Les quatre piliers d’Ambitions 2035, et pourquoi ce n’est pas un énième plan com
Le document officiel structure la stratégie autour de quatre axes. Présenté ainsi, on pourrait croire à un formatage PowerPoint classique de grand groupe. Mais une fois qu’on écarte les diapositives de communication, on découvre des choix très concrets, avec des conséquences directes sur votre tension secteur.
Pilier 1 : Production — la relance du nucléaire, et pas que des mots
Le cœur du plan, c’est la remontée en cadence du parc nucléaire existant. EDF a produit 279 TWh en 2022, un plancher historique dû à des arrêts simultanés.
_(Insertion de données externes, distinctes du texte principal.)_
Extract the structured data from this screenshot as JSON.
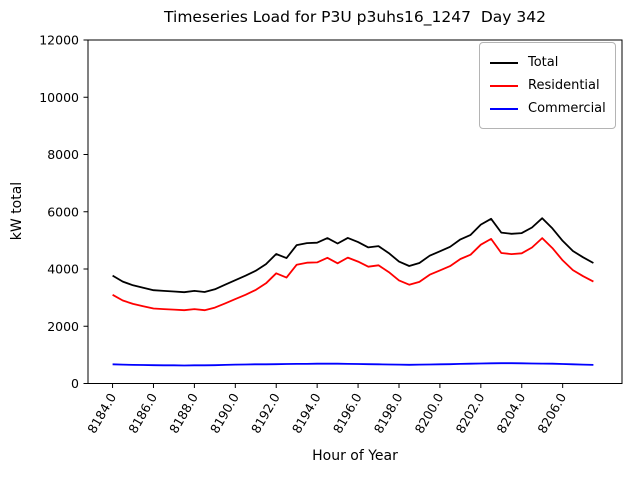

L’objectif intermédiaire est de 350 à 370 TWh en 2026, puis 400 TWh en 2030 (source : EDF et RTE via Sirenergies). Atteindre ce palier exige de ramener la disponibilité du parc à un taux qu’EDF n’a pas vu depuis le début des années 2010. Cela signifie que la maintenance prédictive des 56 réacteurs, la gestion des compétences sur les soudures et la tenue des plannings de visite décennale deviennent des variables critiques.
En parallèle, le développement des petits réacteurs modulaires (SMR) est inscrit au planning : la conception détaillée doit être finalisée d’ici mi-2026, pour une commercialisation dans les années 2030 (source : EDF Facts & Figures 2025). Les SMR apporteraient une flexibilité de production locale que le réseau ne possède pas aujourd’hui. Mais ils arrivent dix ans trop tard pour sécuriser le 400 TWh de la décennie en cours.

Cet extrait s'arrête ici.